See this detailed downscaling methods matrix document for more information on some of the datasets mapped.

Name URL
ICAR Intermediate Complexity Atmospheric Research Model
GARD_R2 GARD analog regression on precipitation and 500mb horizontal wind
GARD_R3 GARD analog regression on 500mb water vapor and 500mb horizontal wind
LOCA_8th LOcalized Constructed Analog (LOCA)
MACA Multivariate Adaptive Constructed Analogs
NASA-NEX NCCS NASA

Climate Models

Name URL
ACCESS1-3 Australian Community Climate and Earth System Simulator
CanESM2 Canadian Earth System Model
CCSM4 Community Climate System Model
MIROC5 Model for Interdisciplinary Research on Climate
NorESM-M Norwegian Earth System Model

Metrics

Name Description
DJF_P Dec/Jan/Feb seasonal mean of precipitation
DJF_T Dec/Jan/Feb seasonal mean of temperature
JJA_P Jun/Jul/Aug seasonal mean of precipitation
JJA_T Jun/Jul/Aug seasonal mean of temperature
MAM_P Mar/Apr/May seasonal mean of precipitation
MAM_T Mar/Apr/May seasonal mean of temperature
N34PR Nino 3.4 precipitation teleconnection pattern spactial correlation
N34T Nino 3.4 temperature teleconnection pattern spactial correlation
PR90 Precipitation extremes in the 90th percentile
PR99 Precipitation extremes in the 99th percentile
PTREND Precipitation trends
SON_P Sep/Oct/Nov seasonal mean of precipitation
SON_T Sep/Oct/Nov seasonal mean of temperature
T90 Temperature extremes in the 90th percentile
T99 Temperature extremes in the 99th percentile
TTREND Temperature trends

Dif. Obs.

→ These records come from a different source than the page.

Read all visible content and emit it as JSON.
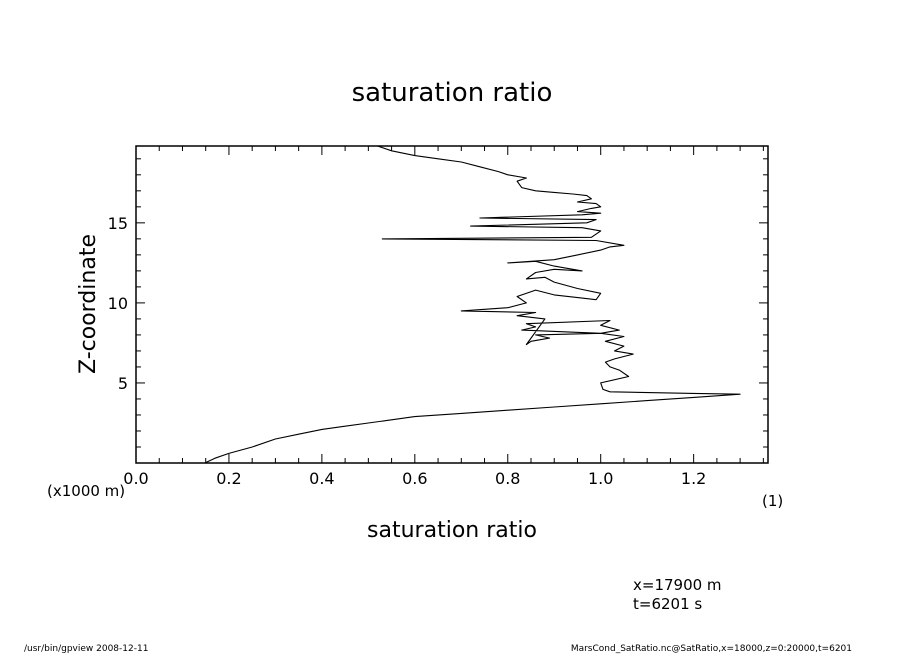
{
  "chart_data": {
    "type": "line",
    "title": "saturation ratio",
    "xlabel": "saturation ratio",
    "ylabel": "Z-coordinate",
    "x_unit": "(1)",
    "y_unit": "(x1000 m)",
    "xlim": [
      0.0,
      1.36
    ],
    "ylim": [
      0,
      19.8
    ],
    "xticks": [
      0.0,
      0.2,
      0.4,
      0.6,
      0.8,
      1.0,
      1.2
    ],
    "xtick_labels": [
      "0.0",
      "0.2",
      "0.4",
      "0.6",
      "0.8",
      "1.0",
      "1.2"
    ],
    "yticks": [
      5,
      10,
      15
    ],
    "ytick_labels": [
      "5",
      "10",
      "15"
    ],
    "grid": false,
    "series": [
      {
        "x": [
          0.148,
          0.17,
          0.2,
          0.25,
          0.3,
          0.35,
          0.4,
          0.45,
          0.5,
          0.55,
          0.6,
          0.7,
          0.8,
          0.9,
          1.0,
          1.1,
          1.2,
          1.3,
          1.2,
          1.02,
          1.005,
          1.0,
          1.06,
          1.04,
          1.02,
          1.01,
          1.03,
          1.07,
          1.03,
          1.05,
          1.01,
          1.05,
          1.0,
          1.04,
          1.0,
          1.02,
          0.84,
          0.86,
          0.83,
          1.0,
          0.86,
          0.89,
          0.85,
          0.84,
          0.88,
          0.82,
          0.86,
          0.7,
          0.8,
          0.84,
          0.82,
          0.86,
          0.9,
          0.96,
          0.99,
          1.0,
          0.95,
          0.9,
          0.88,
          0.84,
          0.86,
          0.9,
          0.96,
          0.9,
          0.86,
          0.8,
          0.9,
          0.95,
          1.0,
          1.02,
          1.05,
          0.99,
          0.53,
          0.98,
          1.0,
          0.96,
          0.72,
          0.97,
          0.99,
          0.74,
          0.96,
          1.0,
          0.95,
          0.98,
          1.0,
          0.99,
          0.95,
          0.98,
          0.97,
          0.94,
          0.9,
          0.86,
          0.83,
          0.82,
          0.84,
          0.8,
          0.78,
          0.74,
          0.7,
          0.65,
          0.6,
          0.55,
          0.52
        ],
        "y": [
          0.0,
          0.3,
          0.6,
          1.0,
          1.5,
          1.8,
          2.1,
          2.3,
          2.5,
          2.7,
          2.9,
          3.1,
          3.3,
          3.5,
          3.7,
          3.9,
          4.1,
          4.3,
          4.35,
          4.45,
          4.6,
          5.0,
          5.4,
          5.8,
          6.0,
          6.3,
          6.5,
          6.8,
          7.0,
          7.3,
          7.6,
          7.9,
          8.1,
          8.3,
          8.6,
          8.9,
          8.7,
          8.5,
          8.3,
          8.1,
          8.0,
          7.8,
          7.6,
          7.4,
          9.0,
          9.2,
          9.4,
          9.5,
          9.7,
          10.0,
          10.4,
          10.8,
          10.5,
          10.3,
          10.2,
          10.6,
          10.9,
          11.3,
          11.6,
          11.5,
          11.9,
          12.1,
          12.0,
          12.3,
          12.6,
          12.5,
          12.7,
          13.0,
          13.3,
          13.5,
          13.6,
          13.9,
          14.0,
          14.1,
          14.5,
          14.7,
          14.8,
          15.0,
          15.2,
          15.3,
          15.5,
          15.6,
          15.7,
          15.9,
          16.0,
          16.2,
          16.3,
          16.5,
          16.7,
          16.8,
          16.9,
          17.0,
          17.2,
          17.6,
          17.8,
          18.0,
          18.2,
          18.5,
          18.8,
          19.0,
          19.2,
          19.5,
          19.8
        ]
      }
    ]
  },
  "annotations": {
    "x_position": "x=17900  m",
    "time": "t=6201  s"
  },
  "footer": {
    "left": "/usr/bin/gpview   2008-12-11",
    "right": "MarsCond_SatRatio.nc@SatRatio,x=18000,z=0:20000,t=6201"
  }
}
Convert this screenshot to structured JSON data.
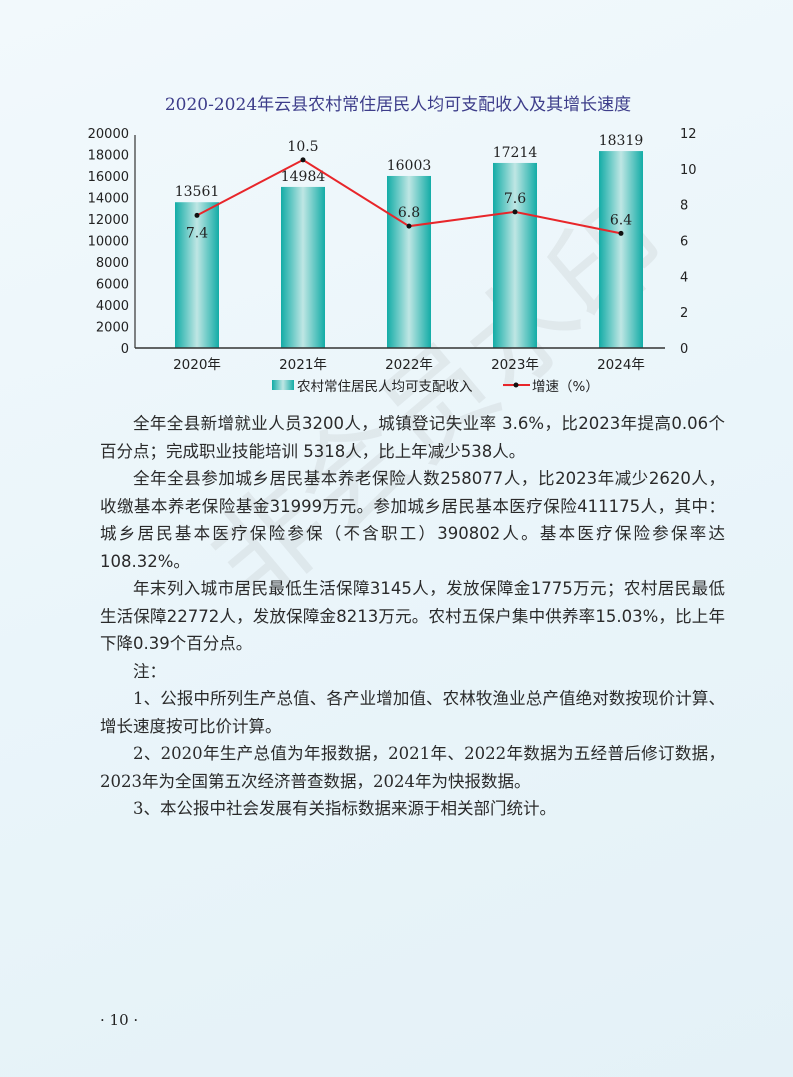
{
  "watermark": "非会员水印",
  "chart_data": {
    "type": "bar+line",
    "title": "2020-2024年云县农村常住居民人均可支配收入及其增长速度",
    "categories": [
      "2020年",
      "2021年",
      "2022年",
      "2023年",
      "2024年"
    ],
    "series": [
      {
        "name": "农村常住居民人均可支配收入",
        "type": "bar",
        "axis": "left",
        "values": [
          13561,
          14984,
          16003,
          17214,
          18319
        ],
        "color": "#1fb5b0"
      },
      {
        "name": "增速（%）",
        "type": "line",
        "axis": "right",
        "values": [
          7.4,
          10.5,
          6.8,
          7.6,
          6.4
        ],
        "color": "#e8262a"
      }
    ],
    "left_axis": {
      "ylim": [
        0,
        20000
      ],
      "ticks": [
        "0",
        "2000",
        "4000",
        "6000",
        "8000",
        "10000",
        "12000",
        "14000",
        "16000",
        "18000",
        "20000"
      ]
    },
    "right_axis": {
      "ylim": [
        0,
        12
      ],
      "ticks": [
        "0",
        "2",
        "4",
        "6",
        "8",
        "10",
        "12"
      ]
    },
    "legend": "bottom",
    "grid": false
  },
  "paragraphs": [
    "全年全县新增就业人员3200人，城镇登记失业率 3.6%，比2023年提高0.06个百分点；完成职业技能培训 5318人，比上年减少538人。",
    "全年全县参加城乡居民基本养老保险人数258077人，比2023年减少2620人，收缴基本养老保险基金31999万元。参加城乡居民基本医疗保险411175人，其中：城乡居民基本医疗保险参保（不含职工）390802人。基本医疗保险参保率达108.32%。",
    "年末列入城市居民最低生活保障3145人，发放保障金1775万元；农村居民最低生活保障22772人，发放保障金8213万元。农村五保户集中供养率15.03%，比上年下降0.39个百分点。"
  ],
  "notes": [
    "注：",
    "1、公报中所列生产总值、各产业增加值、农林牧渔业总产值绝对数按现价计算、增长速度按可比价计算。",
    "2、2020年生产总值为年报数据，2021年、2022年数据为五经普后修订数据，2023年为全国第五次经济普查数据，2024年为快报数据。",
    "3、本公报中社会发展有关指标数据来源于相关部门统计。"
  ],
  "page_number": "· 10 ·"
}
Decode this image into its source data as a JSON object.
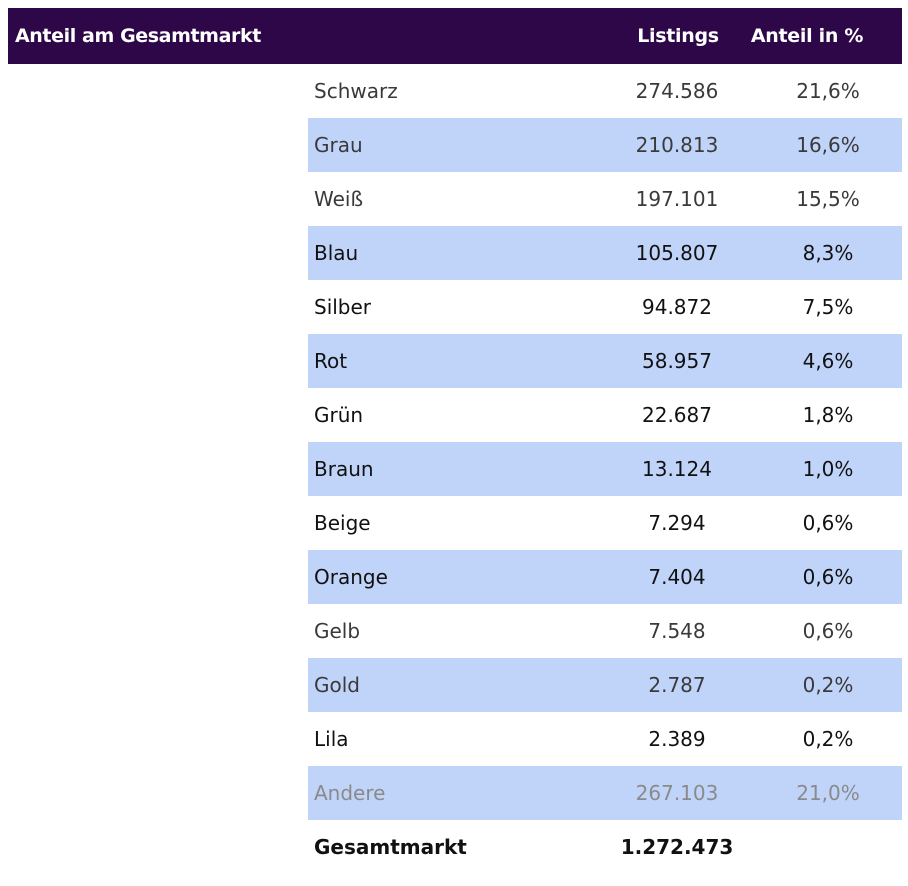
{
  "chart_data": {
    "type": "table",
    "header": {
      "title": "Anteil am Gesamtmarkt",
      "col_listings": "Listings",
      "col_share": "Anteil in %"
    },
    "rows": [
      {
        "label": "Schwarz",
        "listings": "274.586",
        "share": "21,6%"
      },
      {
        "label": "Grau",
        "listings": "210.813",
        "share": "16,6%"
      },
      {
        "label": "Weiß",
        "listings": "197.101",
        "share": "15,5%"
      },
      {
        "label": "Blau",
        "listings": "105.807",
        "share": "8,3%"
      },
      {
        "label": "Silber",
        "listings": "94.872",
        "share": "7,5%"
      },
      {
        "label": "Rot",
        "listings": "58.957",
        "share": "4,6%"
      },
      {
        "label": "Grün",
        "listings": "22.687",
        "share": "1,8%"
      },
      {
        "label": "Braun",
        "listings": "13.124",
        "share": "1,0%"
      },
      {
        "label": "Beige",
        "listings": "7.294",
        "share": "0,6%"
      },
      {
        "label": "Orange",
        "listings": "7.404",
        "share": "0,6%"
      },
      {
        "label": "Gelb",
        "listings": "7.548",
        "share": "0,6%"
      },
      {
        "label": "Gold",
        "listings": "2.787",
        "share": "0,2%"
      },
      {
        "label": "Lila",
        "listings": "2.389",
        "share": "0,2%"
      },
      {
        "label": "Andere",
        "listings": "267.103",
        "share": "21,0%"
      }
    ],
    "total": {
      "label": "Gesamtmarkt",
      "listings": "1.272.473"
    },
    "colors": {
      "header_bg": "#2e0749",
      "header_text": "#ffffff",
      "stripe": "#c0d4fa",
      "muted_text": "#8a8a8a"
    }
  }
}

Data

Observational dataset used to compute the difference against.

Name Description
CONUS404 Four-kilometer long-term regional hydroclimate reanalysis
GMET Gridded Meteorological Ensemble Tool
Livneh Livneh hydrometeorological dataset
Maurer Maurer hydrometeorological dataset
NLDAS North American Land Data Assimilation System
PRISM PRISM Climate Group

Representative Concentration Pathway (RCP) Scenario

Name Description
4.5 Radiative forcing levels of 4.5 W/m² above pre-industrial levels by 2100
8.5 Radiative forcing levels of 8.5 W/m² above pre-industrial levels by 2100

Selecting Performance Metrics

Steps Description
1. Select Metrics Select metrics to use as the criteria for choicing the best performing maps
2. Select Future RCP Scenario RCP scenario to map
3. Number of Datasets Number of climate signal datasets to average over
4. Compute Climate Signal Compute climate signal map after completing previous steps
Plot Metric Plot selected metrics

Build

Prerequisites

Local Build

$ npm install .
$ npm local
$ npm run

Production Build

For hosting at hydro.rap.ucar.edu/hydro-climate-eval

$ npm install .
$ npm run dev
$ npm start

View Local Map

Go to localhost:3000 in a browser to preview website.

image

License

License is based on CarbonPlan's maps. All the original code in this repository is MIT licensed. The library contains code from mapbox-gl-js version 1.13 (3-Clause BSD licensed). Please provide attribution if reusing any of our digital content (graphics, logo, copy, etc.).